Rudman was referring to the homicide rate, fueled by crack cocaine wars, approaching 500 that year. The “despot” was at the witness table.
Missouri senator John Danforth bracketed his critique with this line: “Some governments are corrupt but are known for their competency in running the city; others are incompetent but considered clean.” The tall former minister looked at Barry and said his government was “scandalously corrupt and hopelessly incompetent.”
Danforth had reason for his diatribe. The city’s finances were in disarray. Basic public services were spotty. And Barry was suspected of being addicted to crack. DC police and FBI agents were closing in on the mayor, who would be taken down in the infamous sting at the Vista Hotel in January 1990.
Up to that point, 1990 was the nadir for the Home Rule government that had been running the capital city since 1974. It was a low point for both the city and its relatively young government.
The past year was worse. In my view, 2012 will go down as the lowest year for DC’s brand of limited self-government.
For the first time, a sitting council member pleaded guilty to a felony, resigned, and is now in federal prison. Harry Thomas Jr. admitted to stealing upward of $300,000 in public funds that were supposed to go to athletic programs for poor kids.
For the first time a sitting council chair was forced to resign for violating federal laws. Kwame Brown stepped down after federal investigators nailed him for bank fraud for falsifying documents for bank loans.
At least two more sitting council members are under investigation for potentially violating laws in city contracting.
Then there’s the mayor’s problem. Vince Gray is not suspected of succumbing to the human frailties that brought Barry low in the late 1980s. But federal investigators are combing through the finances of his 2010 mayoral campaign to see if he knew about the corruption laced through his organization.
The misdeeds range from paying off a minor candidate, Sulaimon Brown, to harass incumbent Adrian Fenty to running a “shadow campaign” with more than $600,000 of funds raised and spent off the books. Three of Gray’s close campaign aides have pleaded guilty to federal crimes. Gray professes innocence, but three council members have called for him to resign.
US Attorney Ronald Machen is pressing his investigation into the Gray campaign, the city’s lottery contract, and the campaign finances of council members.

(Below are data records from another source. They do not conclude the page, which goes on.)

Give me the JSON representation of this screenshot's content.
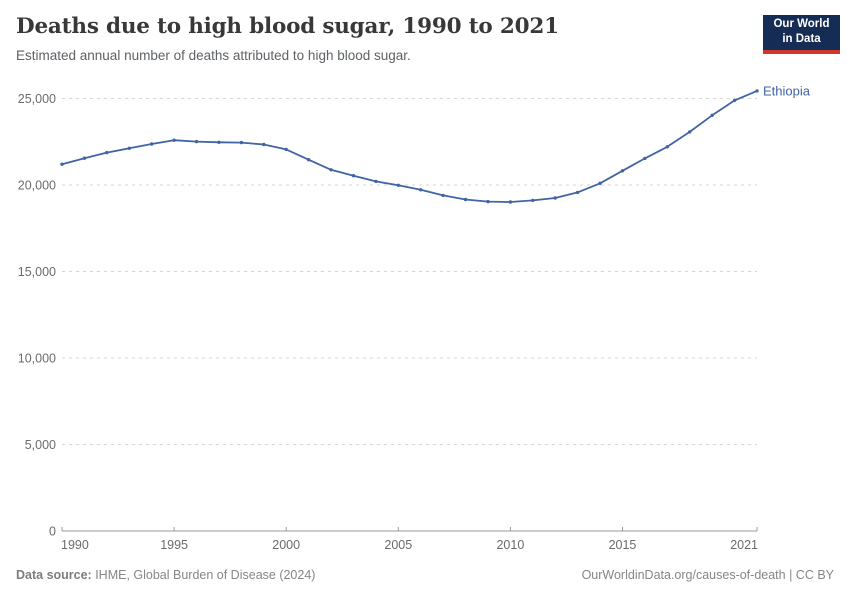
{
  "header": {
    "title": "Deaths due to high blood sugar, 1990 to 2021",
    "subtitle": "Estimated annual number of deaths attributed to high blood sugar.",
    "logo": {
      "line1": "Our World",
      "line2": "in Data"
    }
  },
  "chart_data": {
    "type": "line",
    "title": "Deaths due to high blood sugar, 1990 to 2021",
    "xlabel": "",
    "ylabel": "",
    "x": [
      1990,
      1991,
      1992,
      1993,
      1994,
      1995,
      1996,
      1997,
      1998,
      1999,
      2000,
      2001,
      2002,
      2003,
      2004,
      2005,
      2006,
      2007,
      2008,
      2009,
      2010,
      2011,
      2012,
      2013,
      2014,
      2015,
      2016,
      2017,
      2018,
      2019,
      2020,
      2021
    ],
    "series": [
      {
        "name": "Ethiopia",
        "color": "#4164A5",
        "values": [
          21200,
          21550,
          21870,
          22120,
          22370,
          22590,
          22510,
          22470,
          22450,
          22340,
          22060,
          21460,
          20880,
          20540,
          20210,
          19980,
          19720,
          19400,
          19160,
          19040,
          19020,
          19110,
          19250,
          19570,
          20100,
          20820,
          21540,
          22210,
          23070,
          24030,
          24890,
          25440
        ]
      }
    ],
    "xlim": [
      1990,
      2021
    ],
    "ylim": [
      0,
      25000
    ],
    "xticks": [
      1990,
      1995,
      2000,
      2005,
      2010,
      2015,
      2021
    ],
    "yticks": [
      0,
      5000,
      10000,
      15000,
      20000,
      25000
    ],
    "ytick_labels": [
      "0",
      "5,000",
      "10,000",
      "15,000",
      "20,000",
      "25,000"
    ],
    "grid": "horizontal-dashed",
    "legend": "end-of-line-label"
  },
  "footer": {
    "source_label": "Data source:",
    "source_text": " IHME, Global Burden of Disease (2024)",
    "credit": "OurWorldinData.org/causes-of-death | CC BY"
  },
  "colors": {
    "line": "#4164A5",
    "grid": "#d6d6d6",
    "axis": "#9a9a9a",
    "tick_text": "#6b6b6b",
    "logo_bg": "#152c54",
    "logo_accent": "#cf372c"
  }
}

For the city as a whole, there were positive signs in 2012: The homicide rate could dip below 100 for the first time since the 1960s; the population is rising for the first time in decades; and two new council members— Kenyan McDuffie and David Grosso—bring the potential for positive change.
But the elected government is in dire straits.
The one constant is Marion Barry. The former mayor went to jail for six months, won a seat representing Ward 8 on the city council, won another term as mayor, and now represents Ward 8 on the council—again.
As he did in 1990, Barry uses race as a weapon to achieve his political goals. In the past few weeks he badgered colleagues in racial terms for a bill to increase working rights for ex-offenders. They brushed his rhetoric aside and defeated his bill.
That shows the government is maturing, even as it suffers its worst year ever.